Too bad -- it was a good five-minute story. It seems that when the town was founded, a hundred years ago, some rich lepers wanted to set up a suburb nearby, and the founding fathers, unable to zone them out of business, arranged for them to shipwreck themselves, with the timely help of an unusual fog. The undesirables, who have now spent many years at the bottom of the sea thinking this over, have figured out who did them dirt. Centennial day is the date they pick to stage their revenge on the direct descendants of their persecutors.

Now here is where the fog gets too thick. The dead men spend a good deal of the movie persecuting a newcomer in town, which raises serious questions about their revenge competence.
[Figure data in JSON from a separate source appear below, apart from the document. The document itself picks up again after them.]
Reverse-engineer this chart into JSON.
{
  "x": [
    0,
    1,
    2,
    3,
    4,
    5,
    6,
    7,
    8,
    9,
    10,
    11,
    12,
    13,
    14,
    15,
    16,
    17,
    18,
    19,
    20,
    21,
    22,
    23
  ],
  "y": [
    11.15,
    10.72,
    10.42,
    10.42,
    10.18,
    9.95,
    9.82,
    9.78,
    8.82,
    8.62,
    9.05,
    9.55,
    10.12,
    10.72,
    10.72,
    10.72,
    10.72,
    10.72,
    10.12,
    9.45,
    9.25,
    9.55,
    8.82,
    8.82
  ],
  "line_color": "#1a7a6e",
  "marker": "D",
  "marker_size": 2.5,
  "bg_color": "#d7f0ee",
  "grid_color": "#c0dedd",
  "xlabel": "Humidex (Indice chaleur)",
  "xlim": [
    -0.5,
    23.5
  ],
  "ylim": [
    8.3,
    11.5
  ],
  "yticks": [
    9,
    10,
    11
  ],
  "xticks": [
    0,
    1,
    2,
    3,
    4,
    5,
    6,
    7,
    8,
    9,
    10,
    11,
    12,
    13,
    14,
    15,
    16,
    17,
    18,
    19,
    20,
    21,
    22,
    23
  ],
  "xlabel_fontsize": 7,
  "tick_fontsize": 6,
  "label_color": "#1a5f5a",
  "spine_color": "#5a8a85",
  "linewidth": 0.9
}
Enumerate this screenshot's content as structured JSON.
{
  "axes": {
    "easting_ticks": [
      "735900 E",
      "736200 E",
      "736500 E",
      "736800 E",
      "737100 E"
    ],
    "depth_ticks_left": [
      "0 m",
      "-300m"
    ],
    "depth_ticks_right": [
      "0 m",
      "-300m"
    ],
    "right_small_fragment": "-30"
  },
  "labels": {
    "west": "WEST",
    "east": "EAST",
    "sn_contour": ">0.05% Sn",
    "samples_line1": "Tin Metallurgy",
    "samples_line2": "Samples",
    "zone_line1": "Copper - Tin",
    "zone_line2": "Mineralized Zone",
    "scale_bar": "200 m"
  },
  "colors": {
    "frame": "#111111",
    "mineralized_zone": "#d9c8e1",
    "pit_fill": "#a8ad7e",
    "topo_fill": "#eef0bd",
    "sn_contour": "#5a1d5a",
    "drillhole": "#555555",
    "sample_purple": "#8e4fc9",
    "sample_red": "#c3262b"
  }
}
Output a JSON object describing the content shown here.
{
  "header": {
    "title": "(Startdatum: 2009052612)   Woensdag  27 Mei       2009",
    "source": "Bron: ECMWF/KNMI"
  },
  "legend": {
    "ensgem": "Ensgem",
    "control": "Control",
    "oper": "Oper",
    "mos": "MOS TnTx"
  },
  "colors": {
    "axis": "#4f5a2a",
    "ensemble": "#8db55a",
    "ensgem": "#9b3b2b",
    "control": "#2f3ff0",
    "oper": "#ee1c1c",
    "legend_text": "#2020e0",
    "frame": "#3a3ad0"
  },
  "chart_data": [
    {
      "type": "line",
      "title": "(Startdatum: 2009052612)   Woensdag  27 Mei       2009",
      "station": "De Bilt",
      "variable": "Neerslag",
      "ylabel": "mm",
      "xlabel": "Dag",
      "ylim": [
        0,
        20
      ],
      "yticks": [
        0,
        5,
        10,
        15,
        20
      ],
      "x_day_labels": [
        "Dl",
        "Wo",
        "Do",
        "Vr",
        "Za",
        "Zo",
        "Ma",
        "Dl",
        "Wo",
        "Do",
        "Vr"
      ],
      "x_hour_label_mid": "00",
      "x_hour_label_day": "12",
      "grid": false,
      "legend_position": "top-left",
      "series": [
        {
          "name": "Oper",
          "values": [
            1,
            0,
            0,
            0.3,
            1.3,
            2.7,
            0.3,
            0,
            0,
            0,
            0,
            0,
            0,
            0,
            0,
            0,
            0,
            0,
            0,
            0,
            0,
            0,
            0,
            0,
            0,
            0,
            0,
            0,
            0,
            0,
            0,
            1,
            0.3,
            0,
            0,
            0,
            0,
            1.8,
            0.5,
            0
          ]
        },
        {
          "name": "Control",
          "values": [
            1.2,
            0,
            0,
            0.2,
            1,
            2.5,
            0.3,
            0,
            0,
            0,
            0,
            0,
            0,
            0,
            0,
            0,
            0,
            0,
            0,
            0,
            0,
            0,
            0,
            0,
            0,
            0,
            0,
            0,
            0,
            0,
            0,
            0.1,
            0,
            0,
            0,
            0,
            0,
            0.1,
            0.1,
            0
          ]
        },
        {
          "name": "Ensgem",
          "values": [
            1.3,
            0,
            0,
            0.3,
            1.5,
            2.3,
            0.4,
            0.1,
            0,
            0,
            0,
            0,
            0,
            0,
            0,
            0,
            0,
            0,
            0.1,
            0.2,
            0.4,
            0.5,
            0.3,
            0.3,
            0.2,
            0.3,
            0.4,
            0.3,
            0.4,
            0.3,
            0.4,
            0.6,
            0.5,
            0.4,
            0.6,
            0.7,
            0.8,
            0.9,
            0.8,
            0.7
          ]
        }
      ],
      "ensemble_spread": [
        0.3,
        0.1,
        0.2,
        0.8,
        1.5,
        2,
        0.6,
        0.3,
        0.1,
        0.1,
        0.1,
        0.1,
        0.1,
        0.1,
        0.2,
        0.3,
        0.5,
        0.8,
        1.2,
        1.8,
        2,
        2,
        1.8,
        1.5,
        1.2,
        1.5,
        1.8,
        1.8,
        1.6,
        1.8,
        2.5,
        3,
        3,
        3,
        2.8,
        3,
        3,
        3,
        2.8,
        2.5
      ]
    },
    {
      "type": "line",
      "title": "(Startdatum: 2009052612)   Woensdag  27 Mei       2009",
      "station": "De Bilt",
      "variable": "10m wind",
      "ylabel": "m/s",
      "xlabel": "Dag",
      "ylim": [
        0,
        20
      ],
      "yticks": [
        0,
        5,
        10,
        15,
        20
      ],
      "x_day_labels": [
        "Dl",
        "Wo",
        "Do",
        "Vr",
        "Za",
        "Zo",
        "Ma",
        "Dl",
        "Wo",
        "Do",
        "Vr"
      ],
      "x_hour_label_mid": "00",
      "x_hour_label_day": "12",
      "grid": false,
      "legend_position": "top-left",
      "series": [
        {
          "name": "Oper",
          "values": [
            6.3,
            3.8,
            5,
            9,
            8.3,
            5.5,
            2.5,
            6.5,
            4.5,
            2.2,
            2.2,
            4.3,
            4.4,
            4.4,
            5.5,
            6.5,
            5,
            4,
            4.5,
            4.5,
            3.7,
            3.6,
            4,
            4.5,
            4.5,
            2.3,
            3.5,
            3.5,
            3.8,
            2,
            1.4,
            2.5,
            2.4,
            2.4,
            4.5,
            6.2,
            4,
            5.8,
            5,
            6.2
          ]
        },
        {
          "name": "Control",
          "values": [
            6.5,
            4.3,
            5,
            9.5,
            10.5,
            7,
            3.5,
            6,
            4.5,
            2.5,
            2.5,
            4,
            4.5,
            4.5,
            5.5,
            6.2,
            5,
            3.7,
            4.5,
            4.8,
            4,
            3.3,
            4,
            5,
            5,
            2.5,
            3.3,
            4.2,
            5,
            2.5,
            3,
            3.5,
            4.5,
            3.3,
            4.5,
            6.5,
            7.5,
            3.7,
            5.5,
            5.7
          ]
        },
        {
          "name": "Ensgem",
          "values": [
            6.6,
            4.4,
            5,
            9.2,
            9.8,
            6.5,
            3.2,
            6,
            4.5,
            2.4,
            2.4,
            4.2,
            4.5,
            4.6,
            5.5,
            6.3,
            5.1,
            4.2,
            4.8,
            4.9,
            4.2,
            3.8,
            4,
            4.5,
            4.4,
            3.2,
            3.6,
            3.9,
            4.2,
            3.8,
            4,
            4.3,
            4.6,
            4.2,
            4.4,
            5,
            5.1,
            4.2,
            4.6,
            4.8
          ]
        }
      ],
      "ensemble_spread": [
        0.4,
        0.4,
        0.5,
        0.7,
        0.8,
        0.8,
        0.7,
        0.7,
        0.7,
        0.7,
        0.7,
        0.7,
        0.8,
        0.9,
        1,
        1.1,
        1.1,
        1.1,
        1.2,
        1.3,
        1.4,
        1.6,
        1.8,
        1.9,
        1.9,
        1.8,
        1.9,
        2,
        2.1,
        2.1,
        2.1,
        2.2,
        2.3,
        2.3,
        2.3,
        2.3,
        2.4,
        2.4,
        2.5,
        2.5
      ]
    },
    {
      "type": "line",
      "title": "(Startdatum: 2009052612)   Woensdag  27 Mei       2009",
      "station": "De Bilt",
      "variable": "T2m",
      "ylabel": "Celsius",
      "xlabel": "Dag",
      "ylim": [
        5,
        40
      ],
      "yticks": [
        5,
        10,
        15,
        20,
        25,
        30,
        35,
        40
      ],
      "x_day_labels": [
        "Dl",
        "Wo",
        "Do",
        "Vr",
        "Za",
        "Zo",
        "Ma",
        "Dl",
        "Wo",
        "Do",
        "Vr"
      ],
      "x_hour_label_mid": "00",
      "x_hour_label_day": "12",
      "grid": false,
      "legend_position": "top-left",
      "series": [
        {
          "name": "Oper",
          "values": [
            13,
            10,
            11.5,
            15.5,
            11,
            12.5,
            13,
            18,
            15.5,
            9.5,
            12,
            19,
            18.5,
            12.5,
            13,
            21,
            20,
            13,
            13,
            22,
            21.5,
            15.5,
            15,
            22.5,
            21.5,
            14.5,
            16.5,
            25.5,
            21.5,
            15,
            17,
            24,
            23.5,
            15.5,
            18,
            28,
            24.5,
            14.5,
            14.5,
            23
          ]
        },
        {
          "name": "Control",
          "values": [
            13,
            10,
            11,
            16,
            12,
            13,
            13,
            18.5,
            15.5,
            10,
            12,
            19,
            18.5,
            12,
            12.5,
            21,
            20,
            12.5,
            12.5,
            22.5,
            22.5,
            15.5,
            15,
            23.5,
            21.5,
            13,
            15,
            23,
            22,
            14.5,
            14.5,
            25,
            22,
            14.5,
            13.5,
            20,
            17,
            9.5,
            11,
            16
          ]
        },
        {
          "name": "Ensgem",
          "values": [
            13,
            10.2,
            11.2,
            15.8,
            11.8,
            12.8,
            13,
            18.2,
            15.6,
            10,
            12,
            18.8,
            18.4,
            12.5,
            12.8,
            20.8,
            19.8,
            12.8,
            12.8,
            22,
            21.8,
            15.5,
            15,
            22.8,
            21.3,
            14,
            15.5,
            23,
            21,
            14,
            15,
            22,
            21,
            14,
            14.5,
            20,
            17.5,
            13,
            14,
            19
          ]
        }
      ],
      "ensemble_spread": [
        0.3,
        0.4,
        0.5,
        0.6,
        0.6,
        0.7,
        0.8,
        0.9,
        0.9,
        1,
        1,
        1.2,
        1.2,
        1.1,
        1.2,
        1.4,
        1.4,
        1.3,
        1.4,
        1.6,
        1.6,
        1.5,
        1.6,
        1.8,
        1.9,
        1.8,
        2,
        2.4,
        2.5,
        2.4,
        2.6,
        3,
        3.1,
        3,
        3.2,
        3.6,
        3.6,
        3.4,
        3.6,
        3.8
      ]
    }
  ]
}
And the local drunken priest, Father Malone, is marked because his grandfather, also a Father Malone, was one of the original conspirators.

Even a scared kid at a campfire is going to balk at this point. You have to take a lot on faith in old-fashioned ghost stories, but not that Fathers Malone take pride in being part of a direct bloodline of Catholic priests.

Hal Holbrook plays Father Malone III. Janet Leigh, whose frightened reactions in "Psycho" are considered classic, plays a role that is totally irrelevant to the plot. Carpenter's wife, Andrienne Barbeau, who looks like a young Janet Leigh, plays the mistaken-identity victim, and Jamie Lee Curtis, who doesn't look like a young Janet Leigh but is Janet Leigh's daughter, also takes part.

Never mind all that, captain. Tell us a different story.